Why Saturn's hexagonal pole is now changing color
A new model suggests that Saturn's mysterious polar formation is responding to the slowly changing seasons of the planet's 29-year orbit.
Space Science Institute/Hampton University/JPL-Caltech/NASA
The mystery of Saturn's hexagonal storm may finally be solved, thanks to scientists with NASA's Cassini mission.
Since its arrival in 2004, Cassini has gathered data on the strange cloud formation at Saturn's north pole several times, and captured a new twist last month: the usually bluish formation appears to be changing color. A side-by-side comparison of the recent photo and one taken in November 2012 shows that the formation has lightened considerably and now looks more golden.
The hexagon was first spotted during the Voyager flybys of 1980 and 1981, but since those images were taken at a distance, the storm's existence was not confirmed until the Cassini mission. The cloud formation is unique in the known solar system, and has defied scientists' efforts to fully explain it.
In September of last year, more than three decades after the polar formation's discovery, a group of scientists developed a computer simulation that they say explains the phenomenon better than previous attempts.
"With a very simple model, we have been able to match many of the observed properties of the hexagon," study lead author Raúl Morales-Juberías, a planetary scientist at the New Mexico Institute of Mining and Technology, told Space.com at the time. They modeled an eastward jet in the planet's atmosphere flowing in a curve around Saturn's north pole. Small interactions with other outside currents at cloud level force the clouds into its distinctive shape, with winds below the cloud level keeping the corner of the hexagon sharp. Unlike previous models, Dr. Morales-Juberías's model came close to matching the measured rotation speed of the formation.
Because the flow of gases on a planet's surface are subject to temperature changes, scientists think that the recent color change in the hexagon is related to the changing of the seasons. Since a year on Saturn is equivalent to about 29 Earth years, the slow seasonal change is harder to observe than on planets closer to the sun.
"The hexagon is just a current of air, and weather features out there that share similarities to this are notoriously turbulent and unstable," said Andrew Ingersoll, a Cassini imaging team member at the California Institute of Technology in Pasadena, in 2013. "A hurricane on Earth typically lasts a week, but this has been here for decades – and who knows – maybe centuries."

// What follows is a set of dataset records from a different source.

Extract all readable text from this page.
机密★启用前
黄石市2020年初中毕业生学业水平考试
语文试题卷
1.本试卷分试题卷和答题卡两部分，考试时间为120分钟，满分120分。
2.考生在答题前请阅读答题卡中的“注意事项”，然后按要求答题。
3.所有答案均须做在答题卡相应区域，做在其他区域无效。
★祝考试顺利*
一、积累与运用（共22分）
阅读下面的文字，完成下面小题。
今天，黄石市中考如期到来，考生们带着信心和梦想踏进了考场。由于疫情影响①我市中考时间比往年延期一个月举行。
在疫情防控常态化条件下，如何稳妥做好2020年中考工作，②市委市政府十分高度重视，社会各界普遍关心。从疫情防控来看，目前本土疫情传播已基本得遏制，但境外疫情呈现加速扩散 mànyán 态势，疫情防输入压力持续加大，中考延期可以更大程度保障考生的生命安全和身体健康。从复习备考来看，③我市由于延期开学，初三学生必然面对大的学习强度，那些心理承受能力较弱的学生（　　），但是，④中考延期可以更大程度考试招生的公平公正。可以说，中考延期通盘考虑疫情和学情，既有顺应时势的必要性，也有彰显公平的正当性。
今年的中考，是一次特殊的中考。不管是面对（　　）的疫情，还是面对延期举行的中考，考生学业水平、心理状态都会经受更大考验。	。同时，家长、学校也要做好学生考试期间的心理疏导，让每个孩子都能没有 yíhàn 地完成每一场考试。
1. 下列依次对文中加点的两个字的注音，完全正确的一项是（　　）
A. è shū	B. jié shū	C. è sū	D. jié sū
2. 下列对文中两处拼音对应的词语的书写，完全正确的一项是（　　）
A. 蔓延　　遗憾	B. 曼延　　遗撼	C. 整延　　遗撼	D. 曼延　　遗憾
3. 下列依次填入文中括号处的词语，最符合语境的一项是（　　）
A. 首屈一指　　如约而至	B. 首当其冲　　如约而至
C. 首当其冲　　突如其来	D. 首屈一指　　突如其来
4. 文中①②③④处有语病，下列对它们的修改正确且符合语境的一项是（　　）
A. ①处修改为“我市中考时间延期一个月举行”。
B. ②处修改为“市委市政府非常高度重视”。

NASA scientists say the jet stream at the edge of the hexagon may act as a barrier between the interior of the pole and the rest of the planet's atmosphere. As a result, aerosol haze particles, created by reactions between sunlight and atmospheric chemicals, were not produced as readily near Saturn's north pole last winter, which lasted from November 1995 to August 2009. While some of the planet got enough sunlight to create aerosols and spread them over the surface, the hexagonal barrier kept the north pole free of those aerosols while not receiving enough direct sunlight to produce any haze of its own.
Now that Saturn's summer is heating up, scientists hypothesize, the pole is finally receiving enough light to begin producing aerosols again, causing the color change. Atmospheric shifts related to seasonal change might also help deliver aerosols to the pole, as the planet's summer solstice of May 2017 fast approaches.
The scale of Saturn's hexagon can boggle Earth-based observers. Each of the six sides is about 9,000 miles long, bigger than Earth's diameter.